Writing had never come easy to me, and the work at hand did not mean merely writing. It meant reliving my long-forgotten past, the resurrection of memories I did not wish to dig out from the deeps of my consciousness. It meant doubts in my creative ability, depression, and disheartenings. All through that period Demi held out bravely and encouragement proved the comfort and inspiration of the first year of my struggle.

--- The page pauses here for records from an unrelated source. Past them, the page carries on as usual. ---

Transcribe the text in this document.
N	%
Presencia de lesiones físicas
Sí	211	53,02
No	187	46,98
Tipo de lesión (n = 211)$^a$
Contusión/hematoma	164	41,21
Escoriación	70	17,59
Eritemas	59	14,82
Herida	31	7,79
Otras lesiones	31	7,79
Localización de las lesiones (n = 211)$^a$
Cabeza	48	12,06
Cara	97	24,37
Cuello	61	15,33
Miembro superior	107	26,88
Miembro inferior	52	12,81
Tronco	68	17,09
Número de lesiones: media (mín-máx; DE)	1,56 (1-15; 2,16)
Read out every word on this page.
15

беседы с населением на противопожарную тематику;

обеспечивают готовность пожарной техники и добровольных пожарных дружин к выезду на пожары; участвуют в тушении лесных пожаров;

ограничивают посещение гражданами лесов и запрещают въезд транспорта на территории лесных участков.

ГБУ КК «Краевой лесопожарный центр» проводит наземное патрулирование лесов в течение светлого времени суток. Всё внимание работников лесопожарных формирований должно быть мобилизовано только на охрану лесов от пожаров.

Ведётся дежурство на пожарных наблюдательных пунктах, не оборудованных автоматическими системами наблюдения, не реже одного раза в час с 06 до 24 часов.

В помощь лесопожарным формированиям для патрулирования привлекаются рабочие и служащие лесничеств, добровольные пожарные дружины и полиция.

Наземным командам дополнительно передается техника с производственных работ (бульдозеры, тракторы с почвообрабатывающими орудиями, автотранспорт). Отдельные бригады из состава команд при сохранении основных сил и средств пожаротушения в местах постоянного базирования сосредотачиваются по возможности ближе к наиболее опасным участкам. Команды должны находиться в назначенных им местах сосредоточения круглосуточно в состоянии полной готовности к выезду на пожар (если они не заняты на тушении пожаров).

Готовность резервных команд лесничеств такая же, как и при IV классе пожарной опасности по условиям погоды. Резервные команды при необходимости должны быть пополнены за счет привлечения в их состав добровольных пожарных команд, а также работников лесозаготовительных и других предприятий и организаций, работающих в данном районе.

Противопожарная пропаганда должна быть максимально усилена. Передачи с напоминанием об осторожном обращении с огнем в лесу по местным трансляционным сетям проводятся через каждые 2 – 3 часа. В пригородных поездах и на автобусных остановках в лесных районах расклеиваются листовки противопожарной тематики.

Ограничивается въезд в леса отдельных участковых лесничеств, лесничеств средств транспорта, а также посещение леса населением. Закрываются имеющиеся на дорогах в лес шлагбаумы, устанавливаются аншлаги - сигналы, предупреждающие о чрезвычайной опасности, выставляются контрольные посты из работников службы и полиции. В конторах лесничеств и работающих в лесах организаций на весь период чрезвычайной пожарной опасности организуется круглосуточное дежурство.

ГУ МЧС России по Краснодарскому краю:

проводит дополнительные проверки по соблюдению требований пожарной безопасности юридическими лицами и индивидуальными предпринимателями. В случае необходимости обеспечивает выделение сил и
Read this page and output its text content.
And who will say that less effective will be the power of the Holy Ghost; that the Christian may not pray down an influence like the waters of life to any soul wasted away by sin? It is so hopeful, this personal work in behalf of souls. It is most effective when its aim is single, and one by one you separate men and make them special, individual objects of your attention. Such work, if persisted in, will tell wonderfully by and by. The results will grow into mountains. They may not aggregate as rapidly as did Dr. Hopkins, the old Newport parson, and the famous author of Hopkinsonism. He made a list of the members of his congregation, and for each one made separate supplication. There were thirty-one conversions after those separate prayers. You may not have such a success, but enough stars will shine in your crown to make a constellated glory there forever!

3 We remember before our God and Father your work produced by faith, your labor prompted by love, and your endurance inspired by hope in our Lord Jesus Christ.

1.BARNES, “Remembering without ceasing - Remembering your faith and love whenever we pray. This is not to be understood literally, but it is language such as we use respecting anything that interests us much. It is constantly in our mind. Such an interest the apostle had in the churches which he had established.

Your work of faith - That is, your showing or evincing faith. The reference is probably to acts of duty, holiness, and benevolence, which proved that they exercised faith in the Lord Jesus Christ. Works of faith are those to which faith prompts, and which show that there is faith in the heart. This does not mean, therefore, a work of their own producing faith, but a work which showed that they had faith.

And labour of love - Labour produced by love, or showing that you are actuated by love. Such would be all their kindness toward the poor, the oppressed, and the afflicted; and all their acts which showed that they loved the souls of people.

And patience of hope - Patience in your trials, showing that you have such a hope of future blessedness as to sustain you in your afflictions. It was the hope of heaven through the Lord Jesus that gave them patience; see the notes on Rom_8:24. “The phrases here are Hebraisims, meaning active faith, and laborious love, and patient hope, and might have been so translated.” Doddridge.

Altogether I was very fortunate in the number and devotion of friends who exerted themselves to smooth the way for Living My Life. The first to start the fund to secure me from material anxiety was Peggy Guggenheim. Other friends and comrades followed suit, giving without stint from their limited economic means. Miriam Lerner, a young American friend, volunteered to take Demi's place when the latter had to leave for England. Dorothy Marsh, Betty Markow, and Emmy Eckstein typed part of my manuscript as a labour of love. Arthur Leonard Ross, kindest and most lavish of men, gave me his untiring efforts as legal representative and adviser. How could such friendship ever be rewarded?

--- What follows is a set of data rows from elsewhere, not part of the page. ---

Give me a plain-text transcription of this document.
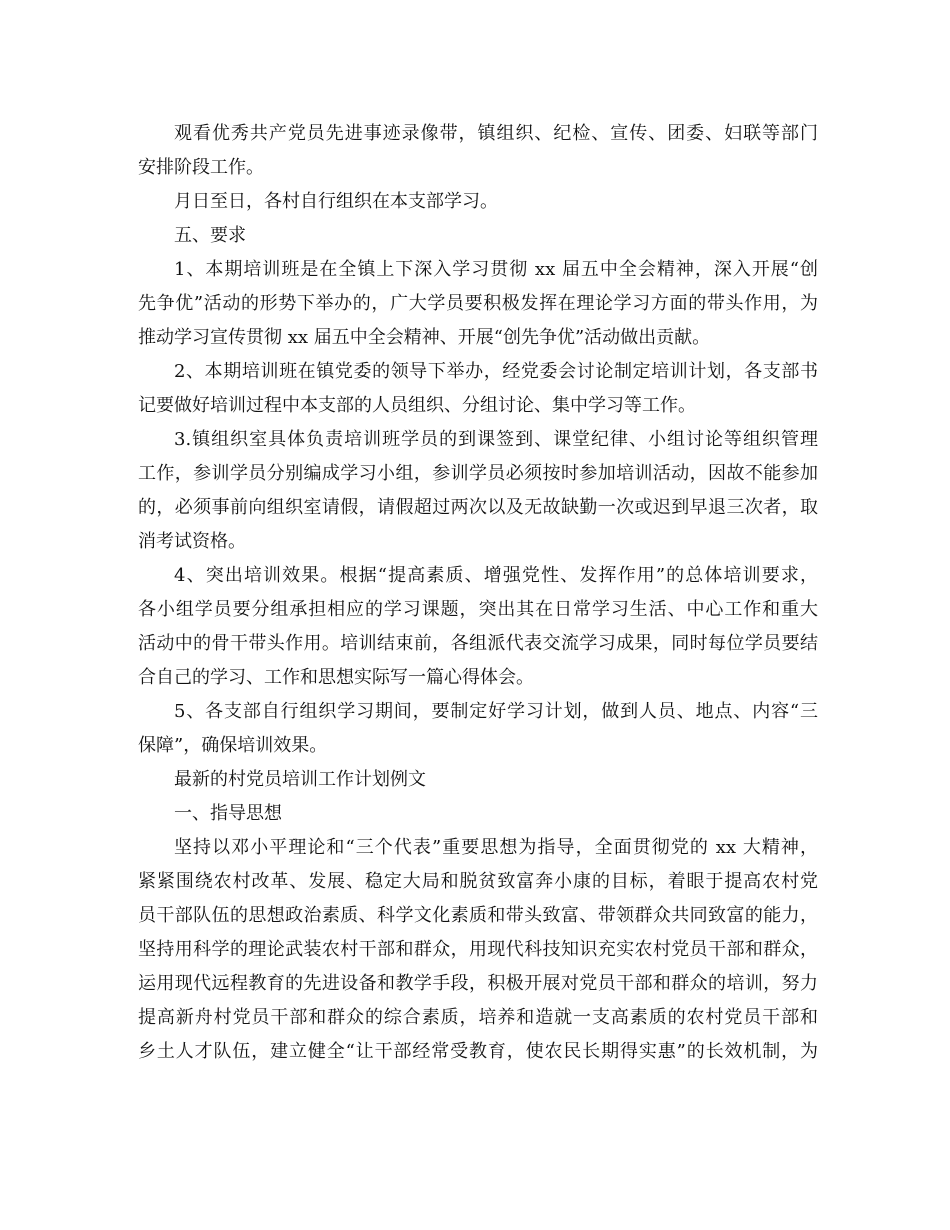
观看优秀共产党员先进事迹录像带，镇组织、纪检、宣传、团委、妇联等部门

安排阶段工作。

月日至日，各村自行组织在本支部学习。

五、要求

1、本期培训班是在全镇上下深入学习贯彻 xx 届五中全会精神，深入开展“创

先争优”活动的形势下举办的，广大学员要积极发挥在理论学习方面的带头作用，为

推动学习宣传贯彻 xx 届五中全会精神、开展“创先争优”活动做出贡献。

2、本期培训班在镇党委的领导下举办，经党委会讨论制定培训计划，各支部书

记要做好培训过程中本支部的人员组织、分组讨论、集中学习等工作。

3.镇组织室具体负责培训班学员的到课签到、课堂纪律、小组讨论等组织管理

工作，参训学员分别编成学习小组，参训学员必须按时参加培训活动，因故不能参加

的，必须事前向组织室请假，请假超过两次以及无故缺勤一次或迟到早退三次者，取

消考试资格。

4、突出培训效果。根据“提高素质、增强党性、发挥作用”的总体培训要求，

各小组学员要分组承担相应的学习课题，突出其在日常学习生活、中心工作和重大

活动中的骨干带头作用。培训结束前，各组派代表交流学习成果，同时每位学员要结

合自己的学习、工作和思想实际写一篇心得体会。

5、各支部自行组织学习期间，要制定好学习计划，做到人员、地点、内容“三

保障”，确保培训效果。

最新的村党员培训工作计划例文

一、指导思想

坚持以邓小平理论和“三个代表”重要思想为指导，全面贯彻党的 xx 大精神，

紧紧围绕农村改革、发展、稳定大局和脱贫致富奔小康的目标，着眼于提高农村党

员干部队伍的思想政治素质、科学文化素质和带头致富、带领群众共同致富的能力，

坚持用科学的理论武装农村干部和群众，用现代科技知识充实农村党员干部和群众，

运用现代远程教育的先进设备和教学手段，积极开展对党员干部和群众的培训，努力

提高新舟村党员干部和群众的综合素质，培养和造就一支高素质的农村党员干部和

乡土人才队伍，建立健全“让干部经常受教育，使农民长期得实惠”的长效机制，为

And Sasha? Many misgivings beset me when we began the revision of my manuscript. I feared he might resent seeing himself pictured through my eyes. Would he be detached enough, I wondered, sufficiently objective for the task? I found him remarkably so for one who is so much a part of my story. For eighteen months Sasha worked side by side with me as in our old days. Critical, of course, but always in the finest and broadest spirit. Sasha also it was who suggested the title, Living My Life.
My life as I have lived it owes everything to those who had come into it, stayed long or little, and passed out. Their love, as well as their hate, has gone into making my life worth while.
Living My Life is my tribute and my gratitude to them all.